INFURIATED parents and students last night accused Education Minister Noel Dempsey of double standards as he attempts to close their 150 year-old secondary school.

Four schools in Minister Dempsey's backyard are smaller than the school on the Kilkenny/Carlow border he is trying to close, according to parents from Goresbridge, who protested outside the Dáil yesterday.

Second year student, Lee-Anne Corcoran, aged 14, pleaded with Noel Dempsey not to close her school.

"It's such a small school and that's what we like. It's like a family. Everybody knows everybody and the teachers are great," she said.
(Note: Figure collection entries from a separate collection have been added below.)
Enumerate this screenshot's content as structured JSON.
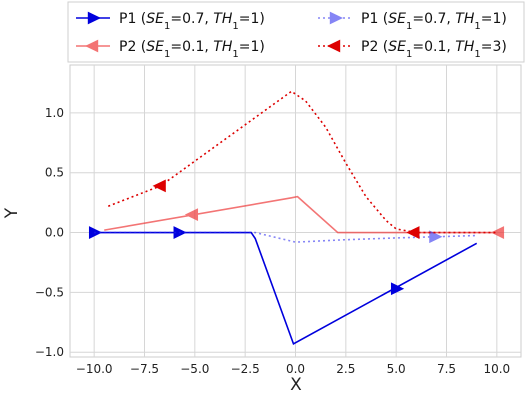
{
  "chart_data": {
    "type": "line",
    "xlabel": "X",
    "ylabel": "Y",
    "xlim": [
      -11.2,
      11.2
    ],
    "ylim": [
      -1.04,
      1.4
    ],
    "xticks": [
      -10,
      -7.5,
      -5,
      -2.5,
      0,
      2.5,
      5,
      7.5,
      10
    ],
    "xtick_labels": [
      "−10.0",
      "−7.5",
      "−5.0",
      "−2.5",
      "0.0",
      "2.5",
      "5.0",
      "7.5",
      "10.0"
    ],
    "yticks": [
      -1,
      -0.5,
      0,
      0.5,
      1
    ],
    "ytick_labels": [
      "−1.0",
      "−0.5",
      "0.0",
      "0.5",
      "1.0"
    ],
    "grid": true,
    "legend_placement": "top",
    "series": [
      {
        "name_parts": [
          [
            "P1 (",
            "n"
          ],
          [
            "SE",
            "i"
          ],
          [
            "1",
            "sub"
          ],
          [
            "=0.7, ",
            "n"
          ],
          [
            "TH",
            "i"
          ],
          [
            "1",
            "sub"
          ],
          [
            "=1)",
            "n"
          ]
        ],
        "color": "#0000dd",
        "opacity": 1,
        "dash": "solid",
        "marker": "right",
        "x": [
          -10,
          -2.2,
          -2,
          -0.1,
          9
        ],
        "y": [
          0,
          0,
          -0.05,
          -0.93,
          -0.09
        ],
        "markers": [
          [
            -10,
            0
          ],
          [
            -5.8,
            0
          ],
          [
            5,
            -0.47
          ]
        ]
      },
      {
        "name_parts": [
          [
            "P2 (",
            "n"
          ],
          [
            "SE",
            "i"
          ],
          [
            "1",
            "sub"
          ],
          [
            "=0.1, ",
            "n"
          ],
          [
            "TH",
            "i"
          ],
          [
            "1",
            "sub"
          ],
          [
            "=1)",
            "n"
          ]
        ],
        "color": "#ee3a3a",
        "opacity": 0.7,
        "dash": "solid",
        "marker": "left",
        "x": [
          -9.5,
          -0.2,
          0.1,
          2.1,
          10.1
        ],
        "y": [
          0.02,
          0.29,
          0.3,
          0,
          0
        ],
        "markers": [
          [
            -5.1,
            0.15
          ],
          [
            10.1,
            0
          ]
        ]
      },
      {
        "name_parts": [
          [
            "P1 (",
            "n"
          ],
          [
            "SE",
            "i"
          ],
          [
            "1",
            "sub"
          ],
          [
            "=0.7, ",
            "n"
          ],
          [
            "TH",
            "i"
          ],
          [
            "1",
            "sub"
          ],
          [
            "=1)",
            "n"
          ]
        ],
        "color": "#2222ee",
        "opacity": 0.55,
        "dash": "dotted",
        "marker": "right",
        "x": [
          -10,
          -2,
          0,
          2.5,
          5,
          7,
          9
        ],
        "y": [
          0,
          0,
          -0.08,
          -0.06,
          -0.045,
          -0.035,
          -0.025
        ],
        "markers": [
          [
            6.9,
            -0.035
          ]
        ]
      },
      {
        "name_parts": [
          [
            "P2 (",
            "n"
          ],
          [
            "SE",
            "i"
          ],
          [
            "1",
            "sub"
          ],
          [
            "=0.1, ",
            "n"
          ],
          [
            "TH",
            "i"
          ],
          [
            "1",
            "sub"
          ],
          [
            "=3)",
            "n"
          ]
        ],
        "color": "#dd0000",
        "opacity": 1,
        "dash": "dotted",
        "marker": "left",
        "x": [
          -9.3,
          -6.7,
          -0.2,
          0.5,
          1.5,
          2.5,
          3.5,
          4.5,
          5,
          6,
          10
        ],
        "y": [
          0.22,
          0.39,
          1.18,
          1.1,
          0.88,
          0.58,
          0.3,
          0.1,
          0.03,
          0,
          0
        ],
        "markers": [
          [
            -6.7,
            0.39
          ],
          [
            5.9,
            0
          ]
        ]
      }
    ]
  }
}
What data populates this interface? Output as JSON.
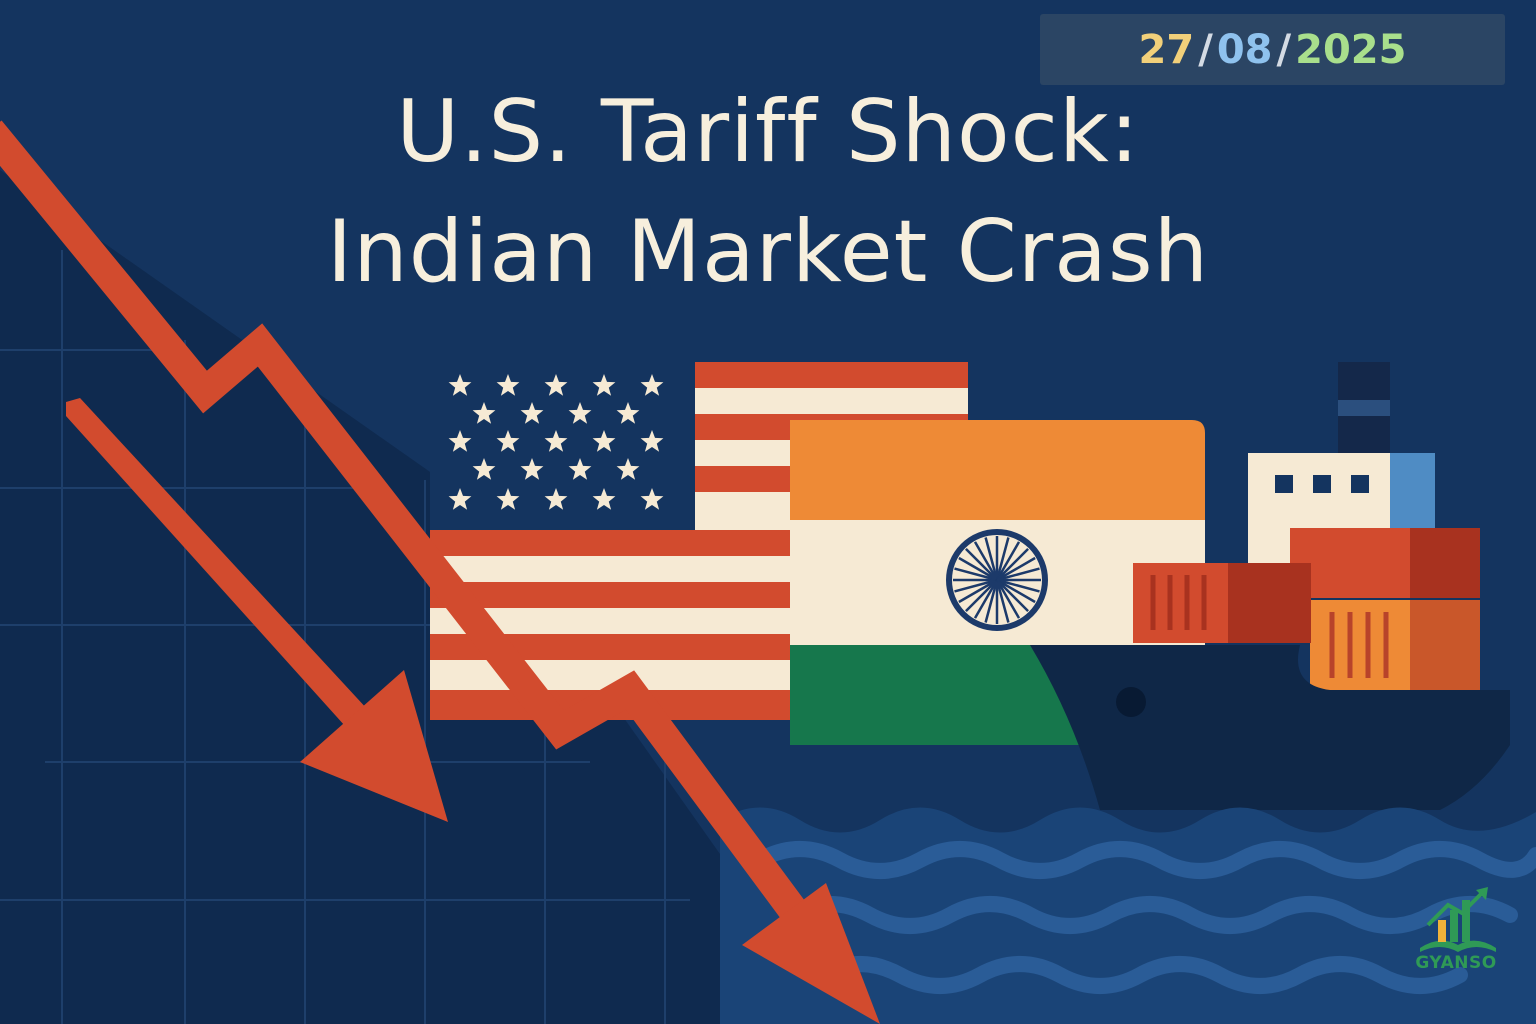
{
  "header": {
    "date": {
      "day": "27",
      "month": "08",
      "year": "2025",
      "separator": "/"
    },
    "title_line1": "U.S. Tariff Shock:",
    "title_line2": "Indian Market Crash"
  },
  "branding": {
    "logo_text": "GYANSO"
  },
  "illustration": {
    "items": [
      "grid-background",
      "downward-red-arrow",
      "secondary-red-arrow",
      "us-flag",
      "india-flag",
      "cargo-ship",
      "shipping-containers",
      "ocean-waves"
    ]
  },
  "colors": {
    "background": "#14345f",
    "background_dark": "#0f2a4f",
    "arrow": "#d24b2e",
    "title_text": "#f7efdd",
    "saffron": "#ee8a36",
    "india_green": "#16774c",
    "chakra_blue": "#1c3a6a",
    "flag_white": "#f6ead4",
    "wave": "#1f4f8a"
  }
}
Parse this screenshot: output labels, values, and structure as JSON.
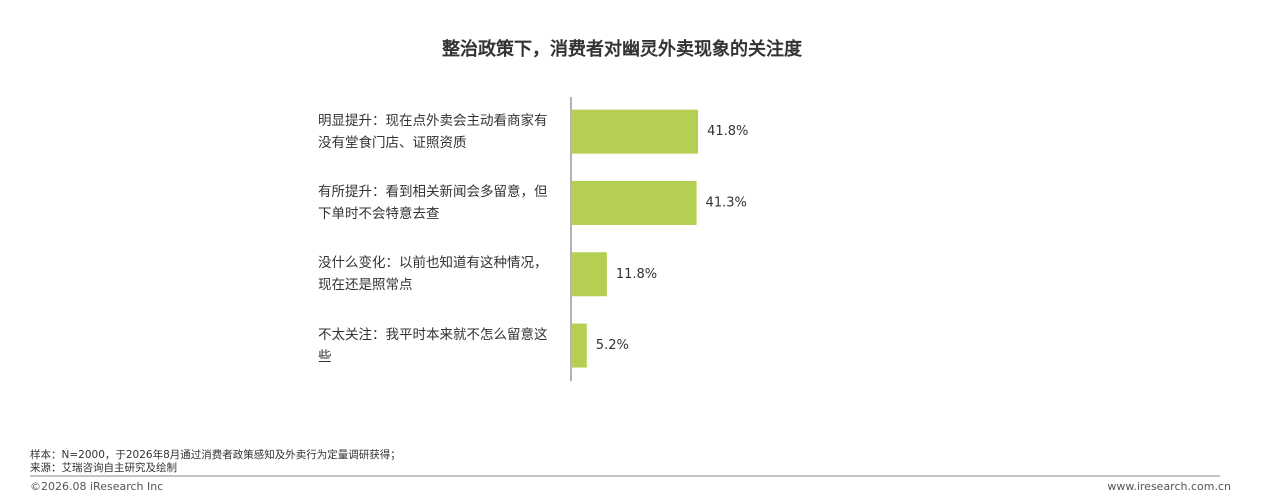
{
  "chart_data": {
    "type": "barh",
    "title": "整治政策下，消费者对幽灵外卖现象的关注度",
    "categories": [
      "明显提升：现在点外卖会主动看商家有没有堂食门店、证照资质",
      "有所提升：看到相关新闻会多留意，但下单时不会特意去查",
      "没什么变化：以前也知道有这种情况，现在还是照常点",
      "不太关注：我平时本来就不怎么留意这些"
    ],
    "values": [
      41.8,
      41.3,
      11.8,
      5.2
    ],
    "value_labels": [
      "41.8%",
      "41.3%",
      "11.8%",
      "5.2%"
    ],
    "color": "#b5cf52",
    "xlim": [
      0,
      100
    ]
  },
  "footer": {
    "notes": [
      "样本：N=2000，于2026年8月通过消费者政策感知及外卖行为定量调研获得；",
      "来源：艾瑞咨询自主研究及绘制"
    ],
    "copyright": "©2026.08 iResearch Inc",
    "website": "www.iresearch.com.cn"
  }
}
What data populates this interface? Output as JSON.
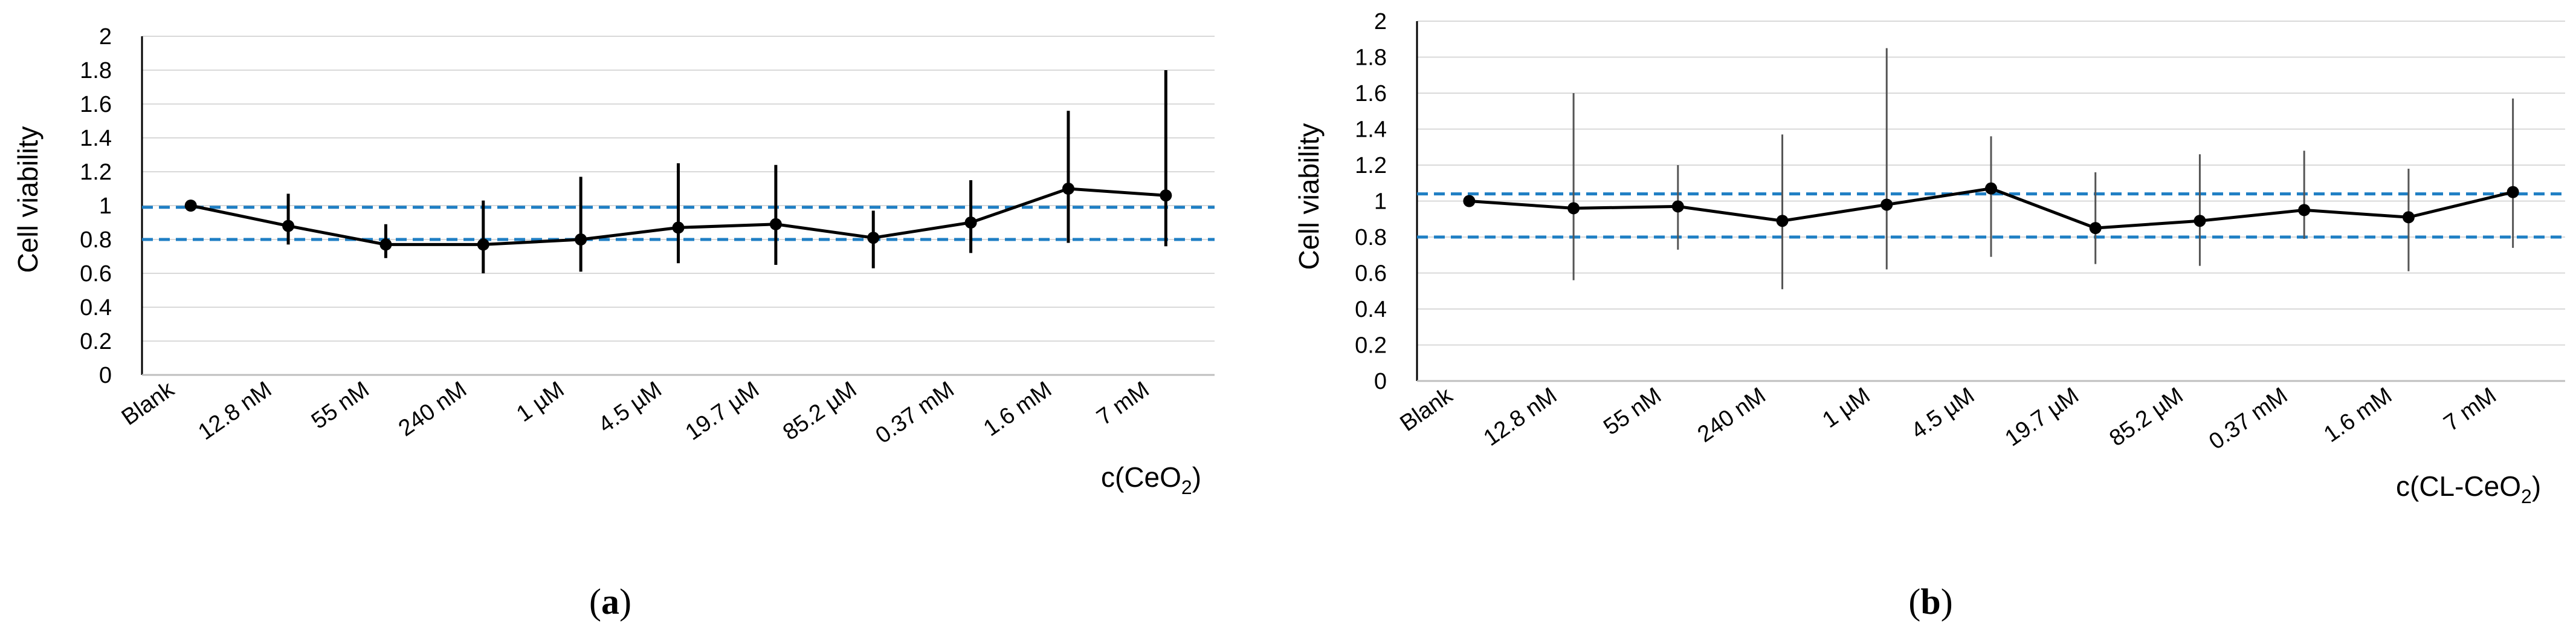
{
  "chart_data": [
    {
      "type": "line",
      "panel": "a",
      "ylabel": "Cell viability",
      "xlabel": "c(CeO",
      "xlabel_sub": "2",
      "xlabel_end": ")",
      "ylim": [
        0,
        2
      ],
      "yticks": [
        "0",
        "0.2",
        "0.4",
        "0.6",
        "0.8",
        "1",
        "1.2",
        "1.4",
        "1.6",
        "1.8",
        "2"
      ],
      "categories": [
        "Blank",
        "12.8 nM",
        "55 nM",
        "240 nM",
        "1 µM",
        "4.5 µM",
        "19.7 µM",
        "85.2 µM",
        "0.37 mM",
        "1.6 mM",
        "7 mM"
      ],
      "values": [
        1.0,
        0.88,
        0.77,
        0.77,
        0.8,
        0.87,
        0.89,
        0.81,
        0.9,
        1.1,
        1.06
      ],
      "error_low": [
        1.0,
        0.77,
        0.69,
        0.6,
        0.61,
        0.66,
        0.65,
        0.63,
        0.72,
        0.78,
        0.76
      ],
      "error_high": [
        1.0,
        1.07,
        0.89,
        1.03,
        1.17,
        1.25,
        1.24,
        0.97,
        1.15,
        1.56,
        1.8
      ],
      "reference_lines": [
        0.99,
        0.8
      ],
      "reference_color": "#1f7fc4",
      "line_color": "#000000",
      "error_color": "#000000",
      "grid": true
    },
    {
      "type": "line",
      "panel": "b",
      "ylabel": "Cell viability",
      "xlabel": "c(CL-CeO",
      "xlabel_sub": "2",
      "xlabel_end": ")",
      "ylim": [
        0,
        2
      ],
      "yticks": [
        "0",
        "0.2",
        "0.4",
        "0.6",
        "0.8",
        "1",
        "1.2",
        "1.4",
        "1.6",
        "1.8",
        "2"
      ],
      "categories": [
        "Blank",
        "12.8 nM",
        "55 nM",
        "240 nM",
        "1 µM",
        "4.5 µM",
        "19.7 µM",
        "85.2 µM",
        "0.37 mM",
        "1.6 mM",
        "7 mM"
      ],
      "values": [
        1.0,
        0.96,
        0.97,
        0.89,
        0.98,
        1.07,
        0.85,
        0.89,
        0.95,
        0.91,
        1.05
      ],
      "error_low": [
        1.0,
        0.56,
        0.73,
        0.51,
        0.62,
        0.69,
        0.65,
        0.64,
        0.79,
        0.61,
        0.74
      ],
      "error_high": [
        1.0,
        1.6,
        1.2,
        1.37,
        1.85,
        1.36,
        1.16,
        1.26,
        1.28,
        1.18,
        1.57
      ],
      "reference_lines": [
        1.04,
        0.8
      ],
      "reference_color": "#1f7fc4",
      "line_color": "#000000",
      "error_color": "#555555",
      "grid": true
    }
  ],
  "panel_labels": [
    {
      "open": "(",
      "letter": "a",
      "close": ")"
    },
    {
      "open": "(",
      "letter": "b",
      "close": ")"
    }
  ]
}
Carlow VEC chairman, Denis Foley said it was not acceptable that the Minister wouldn't even meet school officials. Minister Dempsey sent the school a letter two months ago, indicating it would be closed down over the next two years because the trustees, the Brigidine Order, were pulling out.

However, despite persistent requests, Minister Dempsey has not met with representatives of the school.

Parents have figures which show the school is not just sustainable, but critical to their town. They want the VEC to take it over and for the Department to make funds available to allow this to happen. The school's trustees also agree to such a move. And they say it's not fair to try to close their school while letting others in and around his own constituency open.

Abylity Secondary School in the Minister's backyard, the two schools in Athboy and Longwood Secondary School are all smaller than St Bridget's, parents argue.

"I would plead with the Minister. They are very distressed and it's an excellent school," said mother of two students, Deirdre Lillis.

Principal, John McDonald, was one of the 100 outside the Dáil yesterday.

He said the government proposes spending €700,000 providing temporary accommodation for the school to allow the existing building to be sold. But what parents and the community at large want is for just €600,000 more to be spent to keep the school open and upgrade it to the standard required.

"The Minister is a logical man. But he's trying to put the cart before the horse. He wants us to prove the school is viable, yet at the same time, when there is uncertainty about its future, it's a difficult task.

"If the school building is sold, we won't just be losing a school. We'll be losing an invaluable community asset.